- Jul 5, 2014
- North Shore, MA
I think you just have to look at the corporate bond bubble - which started to deflate during Covid - so the Fed just bought corporate junk bonds.Ok I have a question. Let’s say there another credit cycle crash in the markets in the next few months predicated upon huge debt defaults of homes to student loans.
What would that do to home prices and more specifically land prices in the aftermath?
Rates are already near zero. There are no such things as balloon loans with high variable interest rates lensed with zero money down. I’m curious what you guys think may happen because I am currently looking at land and a new build. One thing I am sure of is that materials may very well cost more and more making a new build unattractive. If we face a deflationary collapse commodities will also crash. If inflations takes off then things could surely increase with a weaker dollar.
They'll do the same whatever begins to crash - student loans can't really default so they don't have to do anything there, but if you get a wave of mortgage defaults, they'll just protect Wall St. by buying MBSs, so the contagion will be contained. In normal times you'd get a real estate correction or crash, but that won't happen with the stock market at record highs - there's so much money in the system, that any real estate on the market that's desirable gets bought up before it can drop in price.

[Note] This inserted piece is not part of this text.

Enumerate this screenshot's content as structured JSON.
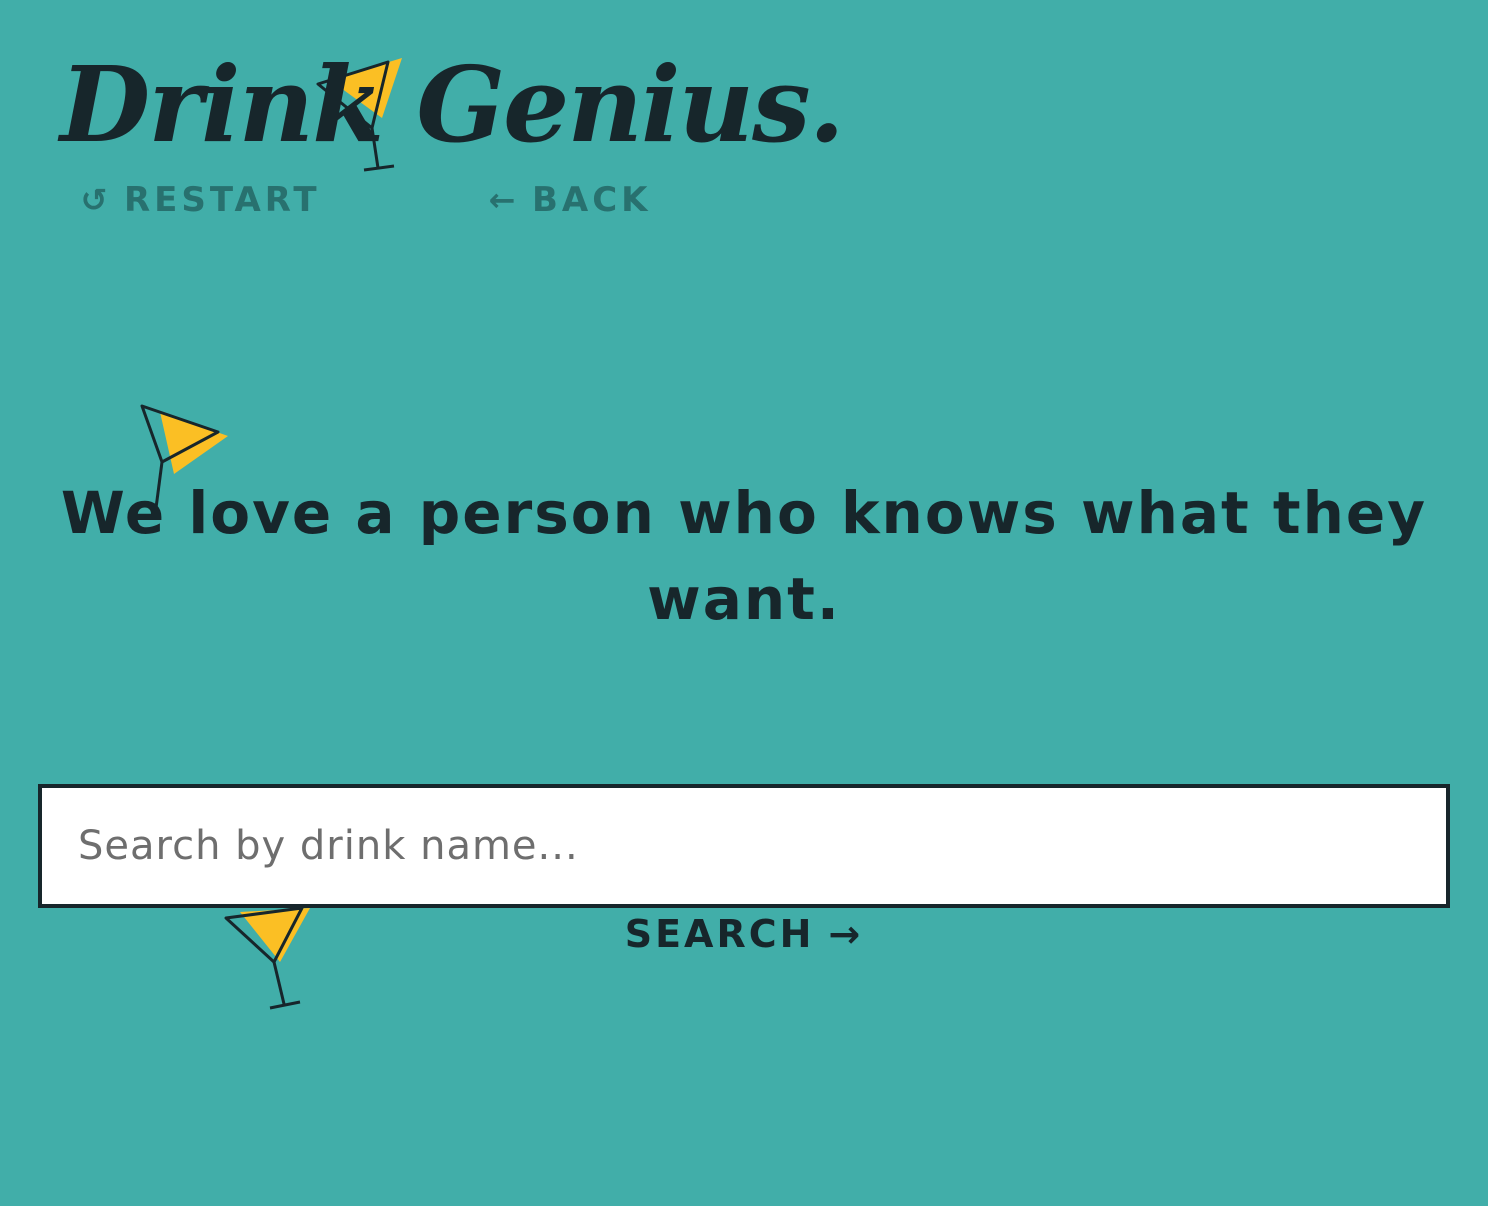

Now if the stock market were to crash like in March, that would be a problem - if that happens, the Fed will just buy S&P500 ETFs and stop the crash. People might say that's not legal - well, so is buying corporate junk bonds, but nobody in Washington is complaining.
This is why I decided to go all in on gold and silver miners 3 years ago - because all roads lead to massive Fed printing, and one way or another, more dollars means gold goes up.
So to answer your question, I don't think real estate can crash, and it is at risk of going way up as the printing machine goes into high gear, so I wouldn't wait if you want to buy.